For potential investors looking to establish a position in the sector, one of the major pharmaceutical drug makers, Pfizer (PFE) received notice that the FDA has extended the action date of the New Drug Application (NDA) for PFE's drug tofacitinib. Tofacitinib is an investigational oral treatment for adults suffering from moderately to severely active rheumatoid arthritis. If approved, tofacitinib would be the first of its kind, in a new class of entitled Janus kinase inhibitors which are orally administered to treat rheumatoid arthritis. In my opinion this would set Pfizer apart from many of the companies in the space such as Abbott Laboratories (ABT) which currently develops Humira, the leading rheumatoid arthritis treatment that is administered through an injection.
What would an approval mean for shareholders and potential investors? It would mean the entrance into a marketplace where Humira generated $7.9 billion dollars in sales in 2011, and looks to surpass those sales numbers in 2012. If tofacitinib is approved, not only would Pfizer be able to enter the $7.9 billion dollar market currently cornered by ABT, it would make up for the significant ground which was lost when the company's cholesterol management drug Lipitor was allowed to be sold in generic form earlier this year.
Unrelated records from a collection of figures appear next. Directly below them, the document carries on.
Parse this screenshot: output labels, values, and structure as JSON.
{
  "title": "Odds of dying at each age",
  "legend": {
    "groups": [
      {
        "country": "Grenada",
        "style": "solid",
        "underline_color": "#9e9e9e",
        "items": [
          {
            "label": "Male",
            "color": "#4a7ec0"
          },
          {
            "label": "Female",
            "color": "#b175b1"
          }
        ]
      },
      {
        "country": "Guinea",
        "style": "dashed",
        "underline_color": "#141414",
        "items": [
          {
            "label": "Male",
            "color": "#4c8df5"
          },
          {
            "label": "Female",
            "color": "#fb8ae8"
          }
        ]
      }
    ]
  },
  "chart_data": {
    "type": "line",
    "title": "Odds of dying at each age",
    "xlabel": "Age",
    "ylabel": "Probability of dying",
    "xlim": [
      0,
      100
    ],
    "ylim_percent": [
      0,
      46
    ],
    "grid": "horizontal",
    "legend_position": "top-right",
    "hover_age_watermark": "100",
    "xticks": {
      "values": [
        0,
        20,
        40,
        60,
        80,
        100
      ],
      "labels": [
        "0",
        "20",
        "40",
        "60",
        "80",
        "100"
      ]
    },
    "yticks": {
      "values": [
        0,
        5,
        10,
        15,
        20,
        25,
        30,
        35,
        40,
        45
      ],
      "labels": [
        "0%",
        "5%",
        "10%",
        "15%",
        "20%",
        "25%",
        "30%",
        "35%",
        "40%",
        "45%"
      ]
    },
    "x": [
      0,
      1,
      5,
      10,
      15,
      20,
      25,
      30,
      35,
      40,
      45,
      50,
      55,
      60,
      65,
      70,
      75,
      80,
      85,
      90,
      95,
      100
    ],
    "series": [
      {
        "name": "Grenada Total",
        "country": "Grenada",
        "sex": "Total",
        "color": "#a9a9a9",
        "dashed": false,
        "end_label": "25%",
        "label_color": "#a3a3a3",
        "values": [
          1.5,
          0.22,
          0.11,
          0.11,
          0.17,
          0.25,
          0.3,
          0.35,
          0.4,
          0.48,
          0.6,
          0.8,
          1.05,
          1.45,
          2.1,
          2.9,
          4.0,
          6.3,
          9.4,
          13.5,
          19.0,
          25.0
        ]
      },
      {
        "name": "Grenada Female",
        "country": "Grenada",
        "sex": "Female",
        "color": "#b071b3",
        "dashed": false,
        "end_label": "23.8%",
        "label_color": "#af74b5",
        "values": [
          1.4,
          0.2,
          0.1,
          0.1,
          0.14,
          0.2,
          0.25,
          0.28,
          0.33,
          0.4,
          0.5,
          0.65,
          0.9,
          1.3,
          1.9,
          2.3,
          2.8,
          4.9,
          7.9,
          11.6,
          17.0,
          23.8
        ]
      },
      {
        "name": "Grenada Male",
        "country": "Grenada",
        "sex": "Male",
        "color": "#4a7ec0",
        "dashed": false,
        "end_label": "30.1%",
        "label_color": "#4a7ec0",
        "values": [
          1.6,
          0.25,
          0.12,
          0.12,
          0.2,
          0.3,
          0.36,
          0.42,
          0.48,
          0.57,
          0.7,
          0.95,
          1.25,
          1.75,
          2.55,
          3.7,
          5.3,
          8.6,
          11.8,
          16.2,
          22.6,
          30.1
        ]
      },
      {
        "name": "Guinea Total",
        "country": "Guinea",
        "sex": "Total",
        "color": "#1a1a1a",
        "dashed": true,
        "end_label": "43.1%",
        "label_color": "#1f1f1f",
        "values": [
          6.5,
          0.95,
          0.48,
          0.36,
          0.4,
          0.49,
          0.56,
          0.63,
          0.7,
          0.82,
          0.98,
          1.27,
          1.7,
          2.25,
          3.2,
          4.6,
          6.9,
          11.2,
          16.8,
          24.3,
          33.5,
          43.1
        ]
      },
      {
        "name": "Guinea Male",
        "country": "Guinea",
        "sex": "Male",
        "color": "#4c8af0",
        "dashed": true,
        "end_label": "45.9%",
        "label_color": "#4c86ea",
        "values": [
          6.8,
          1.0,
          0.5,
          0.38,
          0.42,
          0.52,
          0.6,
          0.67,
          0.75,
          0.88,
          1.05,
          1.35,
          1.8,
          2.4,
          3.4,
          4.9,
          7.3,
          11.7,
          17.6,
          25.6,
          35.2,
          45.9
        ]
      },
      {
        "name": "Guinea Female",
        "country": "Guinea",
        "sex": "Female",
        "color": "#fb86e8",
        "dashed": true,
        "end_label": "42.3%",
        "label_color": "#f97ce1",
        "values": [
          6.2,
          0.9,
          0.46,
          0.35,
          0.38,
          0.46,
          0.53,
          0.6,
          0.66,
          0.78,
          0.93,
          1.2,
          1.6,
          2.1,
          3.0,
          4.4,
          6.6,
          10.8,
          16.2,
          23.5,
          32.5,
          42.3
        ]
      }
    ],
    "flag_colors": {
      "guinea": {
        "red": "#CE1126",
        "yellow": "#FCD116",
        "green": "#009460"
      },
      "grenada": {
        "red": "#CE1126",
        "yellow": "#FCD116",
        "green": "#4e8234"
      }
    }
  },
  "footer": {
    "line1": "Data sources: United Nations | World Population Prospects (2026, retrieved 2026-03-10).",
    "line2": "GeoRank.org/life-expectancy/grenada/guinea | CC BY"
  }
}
In my opinion, the upside potential for Pfizer is pretty significant because not only will they be entering such a relatively untapped market, but if they can account for 20% of ABT's current sales through the presence of tofacitinib, that could potentially equate to an additional $1.58 billion dollars in annual sales, based on the 2011 full year sales numbers for Humira. The addition of tofacitinib to Pfizer's pipeline would certainly enhance the company's growth prospects, but investors should also keep in mind that Pfizer also possesses a great yield and is certainly worth a look from an income perspective as well. Currently yielding 3.70% and paying an annual dividend of $0.88/share, Pfizer is one the highest-yielding Dow components, and has increased their dividend at least once in each of the last four years.
Potential investors and current shareholders alike should consider establishing a moderate position Pfizer at current levels and ahead of the FDA decision with regard to tofacitinib. If approved, the drug will almost certainly make up for ground PFE lost when Lipitor went generic and shareholders also have the opportunity to take advantage of the company's solid yield. With analysts only expecting PFE to grow 4.5% next year, an approval of this magnitude could exponentially increase those numbers. It should be noted that PFE will announcing earnings on October 29th and is anticipating a PDUFA with the FDA on November 21st with regard to the NDA of tofacitinib.